Sports at its best is a fraternity of peers, all of whom share a common love for the game and, while competitive, want to see everybody excel. It’s not uncommon to see great athletes, now retired, take it upon themselves to reach out and take a younger player under their wing when they see potential in him, and a way they can help.
That’s what Brandon Marshall has done for a number of younger wide receivers, and one such ‘pupil’ of sorts this offseason has been the Pittsburgh Steelers’ own Chase Claypool, going into his third season after a disappointing second year that did not live up to his rookie hype. The six-time Pro Bowler, who was at training camp yesterday, relayed the following anecdote about how they first got in contact this offseason, via audio played on 93.7 The Fan with Andrew Fillipponi and Chris Mueller yesterday:
We’re at the Super Bowl, and he had his cast on. He just had surgery, and I walked up to him, and I was just brutally honest with him. I said, ‘You have a lot of upside, you have huge upside, you’re super talented, but you’ve got to get your mind right. Lean into being more of a pro. Let’s learn how to do TikToks, when to do TikToks. How to deal with the media. That stuff matters’. And he looked at me and respected it and said, ‘Let’s work. I’m locked in this offseason’. So we’ve been able to work, and he’s had a tremendous offseason. His mind’s in the right place, and I’m excited for his team.
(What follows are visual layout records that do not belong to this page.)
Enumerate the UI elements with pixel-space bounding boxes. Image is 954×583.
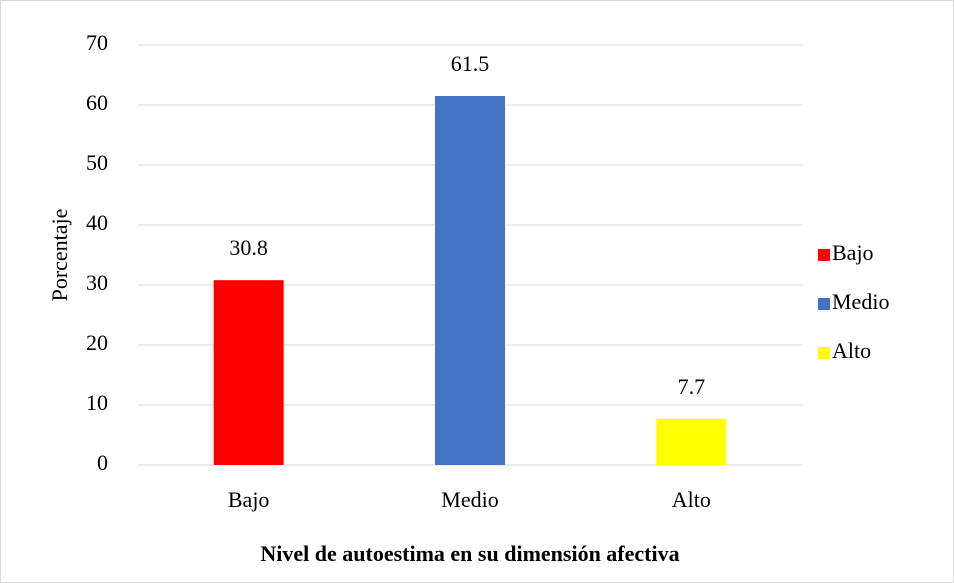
y-tick-label: 40 xyxy=(86,210,108,235)
bar xyxy=(435,96,505,465)
legend-swatch xyxy=(818,249,830,261)
legend-label: Medio xyxy=(832,289,889,314)
y-tick-label: 50 xyxy=(86,150,108,175)
y-tick-label: 30 xyxy=(86,270,108,295)
bar xyxy=(656,418,727,465)
legend-swatch xyxy=(818,347,830,359)
legend-label: Alto xyxy=(832,338,871,363)
x-tick-label: Alto xyxy=(672,487,711,512)
y-tick-label: 20 xyxy=(86,330,108,355)
y-tick-label: 70 xyxy=(86,30,108,55)
y-tick-label: 0 xyxy=(97,450,108,475)
y-axis-title: Porcentaje xyxy=(47,209,72,302)
data-label: 61.5 xyxy=(451,51,490,76)
y-tick-label: 10 xyxy=(86,390,108,415)
bar xyxy=(213,280,284,465)
y-tick-label: 60 xyxy=(86,90,108,115)
legend-label: Bajo xyxy=(832,240,874,265)
data-label: 7.7 xyxy=(678,374,706,399)
data-label: 30.8 xyxy=(229,235,268,260)
x-tick-label: Bajo xyxy=(228,487,270,512)
x-axis-title: Nivel de autoestima en su dimensión afec… xyxy=(260,541,679,566)
x-tick-label: Medio xyxy=(441,487,498,512)
legend-swatch xyxy=(818,298,830,310)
A second-round pick out of Notre Dame in 2020, Claypool came out firing as a rookie. He caught an 84-yard touchdown pass in the second game of the season, and then followed it up with a four-touchdown game two weeks later. Overall, he caught 62 passes for 873 yards and eight touchdowns—numbers he roughly replicated last season, minus a fourfold reduction in scoring.
While he was performing at a high level, Claypool also began to take the lead of teammate JuJu Smith-Schuster by ‘building his brand’ via a social media presence, something that he continued into the offseason and into last year.
But as his performance on the field did not match expectations, patience with his non-football activities began to grow thin for many outside observers, and clearly that’s something that even Marshall took note of, and is evidently something he’s discussed.
To his credit, Claypool has largely had a quiet offseason dedicated to getting better. The biggest ripple that he made was when he appeared on Marshall’s podcast and, when asked where he would rank himself, said that he believes he is a top-three wide receiver.
But I like confidence in my wide receivers, anyway, so I liked it from the jump, even if he did slightly walk back his comments, clarifying it in so many words to say that he believes he has the talent to be in the top three, but still has to prove it.